Something rustled in his hand. Lea looked down.
It was crudely wrapped, as if it had been done in a hurry, the gold paper crumpled and folded, the tape ineptly applied. But she grabbed it anyway, a grin spreading across her face.
“You’d think she hadn’t gotten any presents at all,” her mother said, an edge to her voice.
But Lea wasn’t listening. She was ripping the paper off as quickly as she could, the shiny gold winking as it tore. The tail emerged first, mustard colored and plated with fins. Then the legs, the body, the small, pointed head. It was made of a rubbery plastic, as they always were. She saw now that the plates went all the way up its back, from the very tip of the tail to where its head began.

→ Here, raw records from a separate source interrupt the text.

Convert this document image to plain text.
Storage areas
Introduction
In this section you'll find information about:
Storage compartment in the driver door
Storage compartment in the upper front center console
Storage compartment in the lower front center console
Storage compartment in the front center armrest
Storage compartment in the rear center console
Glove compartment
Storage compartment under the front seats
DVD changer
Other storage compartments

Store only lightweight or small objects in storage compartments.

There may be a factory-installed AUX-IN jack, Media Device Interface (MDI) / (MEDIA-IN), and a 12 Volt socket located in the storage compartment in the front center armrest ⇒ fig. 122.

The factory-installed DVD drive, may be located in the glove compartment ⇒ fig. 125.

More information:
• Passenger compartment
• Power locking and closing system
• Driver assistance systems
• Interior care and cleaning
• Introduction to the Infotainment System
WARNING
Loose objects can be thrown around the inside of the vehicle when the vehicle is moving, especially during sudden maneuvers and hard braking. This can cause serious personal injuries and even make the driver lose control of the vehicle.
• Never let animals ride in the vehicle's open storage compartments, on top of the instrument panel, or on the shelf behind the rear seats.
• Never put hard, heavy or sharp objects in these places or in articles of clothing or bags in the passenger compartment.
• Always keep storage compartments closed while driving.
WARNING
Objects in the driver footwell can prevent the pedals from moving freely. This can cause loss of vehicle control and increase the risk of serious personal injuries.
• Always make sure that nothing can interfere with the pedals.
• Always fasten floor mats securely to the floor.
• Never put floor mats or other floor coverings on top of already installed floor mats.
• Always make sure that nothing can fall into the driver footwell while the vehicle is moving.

She held the toy dinosaur by the tail, stared into its face. It looked almost human, she thought. She recognized it from the picture books. Lea furrowed her brow in concentration.
“Stegosaurus,” he said. “That’s right.”
“Stegosaurus,” she said, her grin growing wider. “Look, Mom!” She waved the dinosaur at her mother by the tail. In spite of herself, Lea’s mother began to smile.
“Look at that, honey,” she said. “How about you take that upstairs and start getting ready for your bath?”
Lea nodded and slipped down from the chair.
She hesitated, turning her face up to her father. “Are you coming?”
That was how they always did it. Most days, her mother would bathe her, but whenever she got a new dinosaur, she knew that her father would do it, humming the familiar bath-time song as he always did. As he shampooed her hair, he’d tell her funny stories about the plastic dinosaurs lined up against the white bathroom tile. Stories about the tyrannosaurus rex, who wanted nothing more than to be able to clap his hands, or the pterodactyl, who used his wings as sails when he learned to windsurf. Lea wondered what the stegosaurus’s story was.
He looked up at Lea’s mother, something passing between them that she couldn’t read. For a moment Lea felt her mood teetering—if he said no, she knew it would all come crashing down. She knew she would do it again, her mother would be angry again, they would fight. It would be her fault.
But then he gave her a smile that showed his gums and hid his eyes. “Of course,” he said. “Why don’t you go ahead? I’ll be up soon.”
A crash of happiness. Lea grinned back and bounded up the stairs, dinosaur in hand.